The majority of Canadian children aged 5 to 17 years old (91%) do not meet the daily physical activity recommendations. Although Canadian physical education programs are improving significantly, with 61-80% of schools offering a minimum of 150 minutes of physical education classes per week in 2016, and participation levels in organized sport are on the rise, Canadian school programs are ineffective in encouraging healthy habits. In fact, most Canadian children (56%) lack physical literacy. Consequently, they face many issues related to lifestyle. These include sedentary behaviours such as increased screen time averaging 176 minutes a day from TVs and video games to the detriment of active play. There is also the inevitable decrease in active transportation, more sleep deprivation, and a poor quality of diet.
These lifestyle trends have caused youth obesity rates to nearly triple over the past 30 years. In 2013, this consisted of 28% of Canadian children ages 5–19 that were classified as overweight or obese.
The Pan-Canadian Public Health Network first decided to prioritize the issue of childhood obesity in September 2010 by creating the framework Curbing Childhood Obesity: An overview of the Federal, Provincial and Territorial Framework for Action to Promote Healthy Weights. In this project, federal, provincial and territorial Ministers of Health agreed to focus on three goals: increasing the predominance of nutritious food choices, addressing obesity at an early age, and creating better spaces for children that favour physical activity and healthy eating. This has allowed the action plan Towards a Healthier Canada to be created.
Since the inception of Towards a Healthier Canada, many initiatives have been launched to meet the three goals, and they vary from province to province. They are projects made in the name of a framework or jurisdictional approach/governmental department that are either targeted at schools, at a community, or in partnership with other organizations or companies.

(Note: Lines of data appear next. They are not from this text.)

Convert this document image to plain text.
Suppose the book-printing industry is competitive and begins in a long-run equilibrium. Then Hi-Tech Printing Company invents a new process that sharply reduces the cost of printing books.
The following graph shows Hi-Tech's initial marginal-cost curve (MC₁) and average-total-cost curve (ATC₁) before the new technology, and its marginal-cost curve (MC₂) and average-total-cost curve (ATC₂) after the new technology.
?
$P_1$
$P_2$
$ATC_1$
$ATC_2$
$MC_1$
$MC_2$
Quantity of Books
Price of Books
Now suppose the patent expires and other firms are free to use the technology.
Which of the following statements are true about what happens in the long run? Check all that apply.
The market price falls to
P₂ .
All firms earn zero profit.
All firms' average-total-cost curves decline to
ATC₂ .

The Canadian Association for Health, Physical Education, Recreation and Dance (CAHPERD) has recommended that Canadian schools and school boards take action through specific academic initiatives to ensuring that their physical education curriculum is effective at encouraging and instilling healthy exercise habits in young Canadians. CAHPERD has suggested that schools focus on checking the quality (adequate facilities, budget and research-verified techniques) and quantity (minimum 30 minutes a day) of a school's physical education courses as well as the professional qualifications of the educators. The consultants should check that classes meet the needs of all students irrespective of race, sex, gender, and ability level. The courses should also encourage participation and skill development, with a healthy balance of competitive and noncompetitive activities. Moreover, it is of utmost importance that physical activity and physical education be encouraged by the teacher: they should never be used to punish a student (such as what is seen through the common practice of making children run if they misbehave). Outside of class hours, CAHPERD recommends that schools provide opportunities for intramural activities and involve parents in the fitness initiative.
Nearly 10 million children and adolescents in the United States ages 6–19 are considered overweight because the lack of physical education in schools. Children aged 6–11 have also more than doubled in rate of obesity over the last twenty years.